In years past, I have noted that this WEEK LONG EXTRAVAGANZA often goes unnoticed in many schools. Seriously, non-teachers, at least show some appreciation on one day, a morning, or an afternoon maybe…something!
Now I get to spend my time in a lot of different schools, I get to see the full spectrum of celebration. From schools that throw full blown luncheons complete with bottles of water, macaroni salad that does not resemble a soup thanks to a generous portion of mayonnaise, and cookies (the soft ones!)
to schools who not only have lost their manners, but have managed to become all out abusive.
I googled “teacher appreciate week” and half expected the screen to say, “Are you serious? Um, zero matches, sucker.” Instead, I found these:
* A chance to win $5000 – cha ching! – sponsored by Febreze. (Can they smell my classroom from their corporate head quarters?)
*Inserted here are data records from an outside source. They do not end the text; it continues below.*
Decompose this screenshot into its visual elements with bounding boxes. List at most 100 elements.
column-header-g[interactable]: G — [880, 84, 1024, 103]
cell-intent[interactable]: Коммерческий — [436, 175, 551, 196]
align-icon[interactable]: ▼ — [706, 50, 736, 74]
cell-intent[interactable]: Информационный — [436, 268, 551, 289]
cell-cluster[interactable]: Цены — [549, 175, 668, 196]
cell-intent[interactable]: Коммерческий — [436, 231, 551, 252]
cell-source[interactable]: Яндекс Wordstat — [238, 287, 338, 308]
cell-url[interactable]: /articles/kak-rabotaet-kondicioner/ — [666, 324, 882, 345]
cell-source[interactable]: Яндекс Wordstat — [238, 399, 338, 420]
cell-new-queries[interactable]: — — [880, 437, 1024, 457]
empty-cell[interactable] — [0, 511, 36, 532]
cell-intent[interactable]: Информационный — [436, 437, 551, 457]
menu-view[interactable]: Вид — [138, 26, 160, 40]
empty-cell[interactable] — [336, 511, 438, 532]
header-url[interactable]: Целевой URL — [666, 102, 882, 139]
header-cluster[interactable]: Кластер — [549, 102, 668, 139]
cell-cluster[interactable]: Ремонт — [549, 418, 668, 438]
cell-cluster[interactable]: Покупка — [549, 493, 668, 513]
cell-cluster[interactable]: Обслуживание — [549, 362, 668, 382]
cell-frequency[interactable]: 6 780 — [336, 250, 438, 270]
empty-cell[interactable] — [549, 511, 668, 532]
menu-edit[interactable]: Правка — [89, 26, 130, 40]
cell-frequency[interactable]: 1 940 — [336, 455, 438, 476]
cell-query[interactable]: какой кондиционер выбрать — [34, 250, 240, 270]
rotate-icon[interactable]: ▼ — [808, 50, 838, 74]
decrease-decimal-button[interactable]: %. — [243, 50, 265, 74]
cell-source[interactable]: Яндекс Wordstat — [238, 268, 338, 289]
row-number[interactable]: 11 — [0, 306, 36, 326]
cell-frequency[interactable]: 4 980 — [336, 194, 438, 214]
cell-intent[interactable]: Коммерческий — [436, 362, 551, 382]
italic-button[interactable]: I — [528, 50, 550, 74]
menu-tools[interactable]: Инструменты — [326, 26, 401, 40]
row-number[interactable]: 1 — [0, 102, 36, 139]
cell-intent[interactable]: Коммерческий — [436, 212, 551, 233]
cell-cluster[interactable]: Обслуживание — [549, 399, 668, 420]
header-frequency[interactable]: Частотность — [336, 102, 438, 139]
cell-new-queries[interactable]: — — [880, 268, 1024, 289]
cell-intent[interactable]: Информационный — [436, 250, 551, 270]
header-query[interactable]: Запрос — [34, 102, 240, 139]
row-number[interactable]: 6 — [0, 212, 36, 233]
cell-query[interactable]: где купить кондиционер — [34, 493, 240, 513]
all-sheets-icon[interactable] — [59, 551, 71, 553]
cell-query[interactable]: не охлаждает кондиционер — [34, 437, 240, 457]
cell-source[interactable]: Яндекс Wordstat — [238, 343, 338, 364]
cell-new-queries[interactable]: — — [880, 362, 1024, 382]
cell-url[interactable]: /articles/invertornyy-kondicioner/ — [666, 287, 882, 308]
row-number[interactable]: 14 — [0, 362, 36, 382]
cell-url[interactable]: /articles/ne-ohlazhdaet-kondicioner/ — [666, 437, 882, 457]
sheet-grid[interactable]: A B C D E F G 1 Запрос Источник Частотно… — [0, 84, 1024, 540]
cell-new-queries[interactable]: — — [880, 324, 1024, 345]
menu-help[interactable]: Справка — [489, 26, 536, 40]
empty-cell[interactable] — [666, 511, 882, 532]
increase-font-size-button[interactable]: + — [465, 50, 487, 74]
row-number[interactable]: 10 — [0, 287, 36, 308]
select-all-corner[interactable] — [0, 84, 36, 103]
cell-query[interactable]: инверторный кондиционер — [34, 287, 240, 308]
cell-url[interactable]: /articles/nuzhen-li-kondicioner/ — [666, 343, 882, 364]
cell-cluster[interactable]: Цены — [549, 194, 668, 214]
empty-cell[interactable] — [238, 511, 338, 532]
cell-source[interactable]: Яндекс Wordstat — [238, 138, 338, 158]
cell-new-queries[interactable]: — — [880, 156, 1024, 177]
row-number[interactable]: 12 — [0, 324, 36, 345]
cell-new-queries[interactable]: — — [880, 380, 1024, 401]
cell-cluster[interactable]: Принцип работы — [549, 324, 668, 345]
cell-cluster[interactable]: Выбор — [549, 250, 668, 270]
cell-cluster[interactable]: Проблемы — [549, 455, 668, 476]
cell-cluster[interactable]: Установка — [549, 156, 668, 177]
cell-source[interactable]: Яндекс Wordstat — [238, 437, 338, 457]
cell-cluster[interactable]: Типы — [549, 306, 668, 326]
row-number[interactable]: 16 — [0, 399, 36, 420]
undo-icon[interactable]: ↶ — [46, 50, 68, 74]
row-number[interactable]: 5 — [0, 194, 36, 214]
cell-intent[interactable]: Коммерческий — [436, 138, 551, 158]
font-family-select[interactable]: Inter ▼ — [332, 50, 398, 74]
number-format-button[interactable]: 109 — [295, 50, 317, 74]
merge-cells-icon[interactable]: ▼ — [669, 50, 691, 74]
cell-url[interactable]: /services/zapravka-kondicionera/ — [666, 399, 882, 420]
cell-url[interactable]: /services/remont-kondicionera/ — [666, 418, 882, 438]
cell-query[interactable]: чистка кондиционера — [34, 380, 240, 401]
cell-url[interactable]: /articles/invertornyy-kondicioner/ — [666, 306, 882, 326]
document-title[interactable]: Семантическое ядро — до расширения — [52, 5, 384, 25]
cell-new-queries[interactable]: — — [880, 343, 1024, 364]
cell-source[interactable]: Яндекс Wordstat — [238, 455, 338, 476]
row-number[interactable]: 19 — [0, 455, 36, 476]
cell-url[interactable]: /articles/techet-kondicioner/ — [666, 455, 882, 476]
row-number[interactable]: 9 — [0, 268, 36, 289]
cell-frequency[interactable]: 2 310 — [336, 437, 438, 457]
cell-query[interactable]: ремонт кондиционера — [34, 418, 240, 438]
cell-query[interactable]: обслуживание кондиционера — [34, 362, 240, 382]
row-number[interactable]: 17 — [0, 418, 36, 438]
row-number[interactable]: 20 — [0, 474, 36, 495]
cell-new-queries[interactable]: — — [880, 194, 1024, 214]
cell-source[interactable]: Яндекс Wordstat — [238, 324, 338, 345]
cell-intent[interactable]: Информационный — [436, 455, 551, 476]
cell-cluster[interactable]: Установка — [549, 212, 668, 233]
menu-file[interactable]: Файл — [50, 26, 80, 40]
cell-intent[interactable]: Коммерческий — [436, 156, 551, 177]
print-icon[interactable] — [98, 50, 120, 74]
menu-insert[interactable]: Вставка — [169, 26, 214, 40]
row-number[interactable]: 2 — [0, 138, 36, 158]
* A chance to win a gift card for the food of our people (a.k.a. coffee) from Starbucks. I think the $30 may get you two and half drinks with names that last longer than teacher appreciation week.
* A discount for you to buy more stuff for your classroom because, contrary to popular belief, we are not all lazy SOBs.
* A discount for Mecca (a.k.a. The Container Store) so you can organize until you are grinning from ear to ear.
And if you’re still feeling unappreciated this week, if you’re one of those teachers who received a rape whistle, a chance at a ream of paper or a glance in the hallway….here’s a little something to lift your spirits.
I appreciate you. For what it’s worth.